26.7.11

Sabrina (Capítulo 1)

Foi numa daquelas tardes quentes que a gente torcia a testa pra enxugar o mar de suor dentro daquela salinha sem janela. Ele saiu pra fumar um cigarro - na rua, uma nesga de sombra cobria parcialmente o corpo de um rato morto sobre a calçada - e esfriar a cabeça depois da discussão com a sogra.

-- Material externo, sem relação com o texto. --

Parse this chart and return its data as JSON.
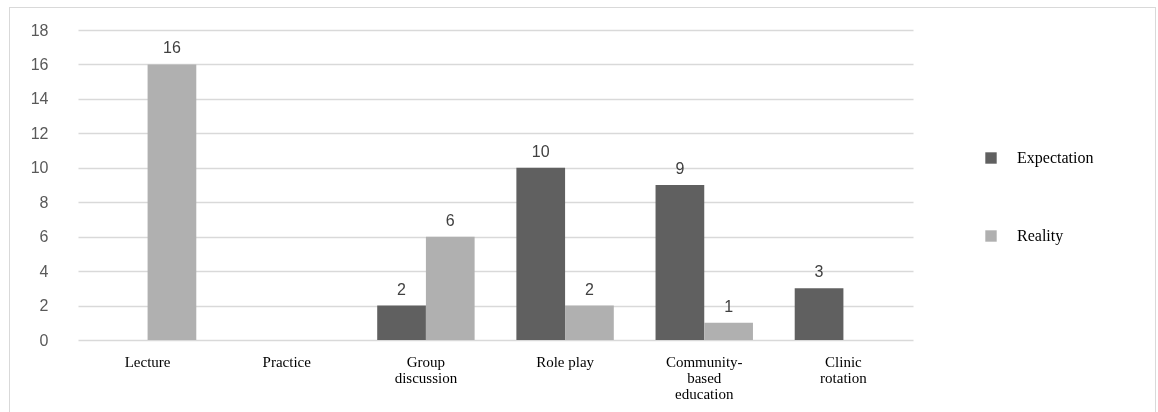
{
  "chart_data": {
    "type": "bar",
    "categories": [
      "Lecture",
      "Practice",
      "Group discussion",
      "Role play",
      "Community-based education",
      "Clinic rotation"
    ],
    "series": [
      {
        "name": "Expectation",
        "color": "#606060",
        "values": [
          0,
          0,
          2,
          10,
          9,
          3
        ],
        "value_labels": [
          null,
          null,
          "2",
          "10",
          "9",
          "3"
        ]
      },
      {
        "name": "Reality",
        "color": "#b0b0b0",
        "values": [
          16,
          0,
          6,
          2,
          1,
          0
        ],
        "value_labels": [
          "16",
          null,
          "6",
          "2",
          "1",
          null
        ]
      }
    ],
    "ylim": [
      0,
      18
    ],
    "yticks": [
      0,
      2,
      4,
      6,
      8,
      10,
      12,
      14,
      16,
      18
    ],
    "grid": "y",
    "legend": "right"
  }
}
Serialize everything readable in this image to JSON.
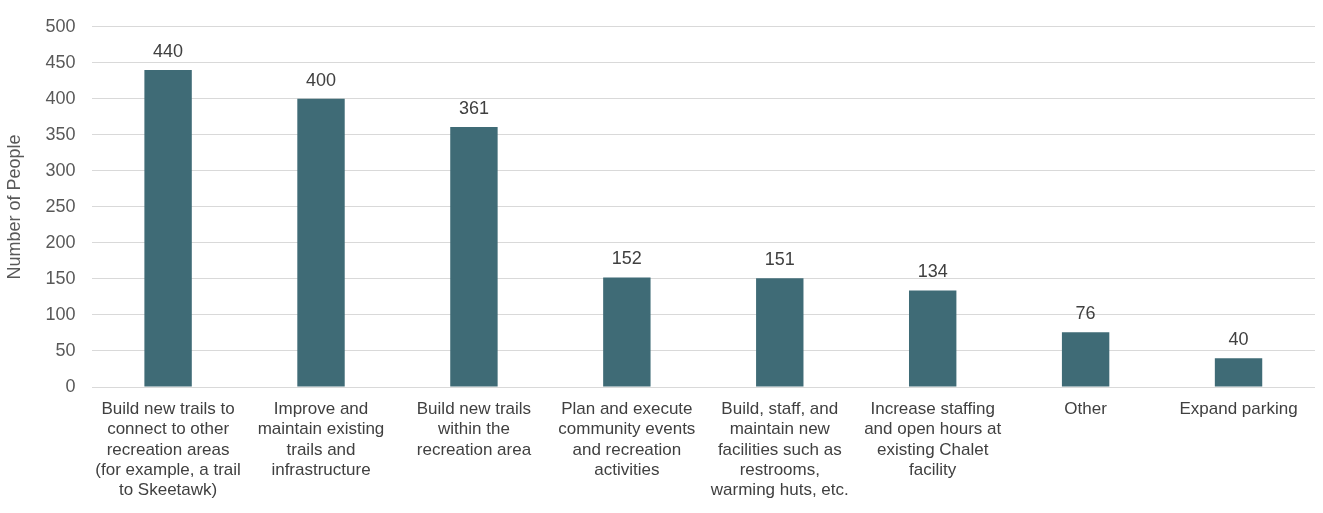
{
  "chart_data": {
    "type": "bar",
    "ylabel": "Number of People",
    "categories": [
      "Build new trails to connect to other recreation areas (for example, a trail to Skeetawk)",
      "Improve and maintain existing trails and infrastructure",
      "Build new trails within the recreation area",
      "Plan and execute community events and recreation activities",
      "Build, staff, and maintain new facilities such as restrooms, warming huts, etc.",
      "Increase staffing and open hours at existing Chalet facility",
      "Other",
      "Expand parking"
    ],
    "values": [
      440,
      400,
      361,
      152,
      151,
      134,
      76,
      40
    ],
    "color": "#3f6b76",
    "ylim": [
      0,
      500
    ],
    "yticks": [
      0,
      50,
      100,
      150,
      200,
      250,
      300,
      350,
      400,
      450,
      500
    ],
    "grid": "y",
    "data_labels": true
  }
}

Na manhã havia acordado com o barulho do metrô que colidira com um motociclista bêbado. Não há humor que resista. Ainda levantar e encontrar a sogra na cozinha de chambre roxo com flores amarelas comendo cuca de laranja com chimia de uva. Aquele olhar soberbo e um resmungo de bom dia "seu bosta". Ele não quis controlar a porra da boca. Enfiou logo o dedo na cara da velha e descarregou palavrões acumulados desde a última visita. Em seguida acendeu um cigarro que mal conseguiu fumar. A inquietude mental fazia com que seu corpo tremesse até o bigode. Jogou logo o cigarro que pipocou na parede e caiu no pé do sofá com forro puído pela bunda gorda da mulher que passa os dias fazendo crochê para os panos de prato que vende para as vizinhas linguareiras.
Os dias de trabalho no empacotamento do moinho de farinha eram molestos. A carga era parelha com a pressão do diretor que fiscalizava cada pacote antes de encaixotar. O salário motejava a desgraça ao fim do mês. Pensou várias vezes em sair de casa e começar a assaltar velhinhas na praça. Não era justo com a vida fazer isso. Tomar pau de brigadiano, virar mulher de negão aidético no xadrês. Tergiversando esses pensamentos seguia a rotina modorrenta no subsolo da "firma".
Quando tentou acertar a bituca no rato que jazia a sua frente sentiu a presença de alguém e segurou o ato. Era hora de saída do colégio próximo. Um grupo de alunos primários passava. Comentavam extasiados a briga da hora do recreio. As meninas arrodeavam o vencedor. Os puxa-sacos vangloriavam-se de sentarem próximos ao mais novo maiquetaisson do bando. Na roupa ele carregava a marca vermelha de sua vítima. Chutes na barriga, socos e mais socos na cara do infeliz que ousou cumprimentar a mina mais bonita da turminha do galo. Ela obviamente vinha na frente do bando. Imaculada e brilhante. Com o sorriso amarelo. Porém feliz em ser objeto de disputa e ter algum valor na vida. Nem era tudo isso. Menina de cabelos pretos, pele muito branca, olhos pretos, tatuagem desbotada no pescoço. Saviano brecou o braço de um moleque que representava o golpe de misericórdia de seu ídolo. Nesse momento seu olhar cruzou com o dela.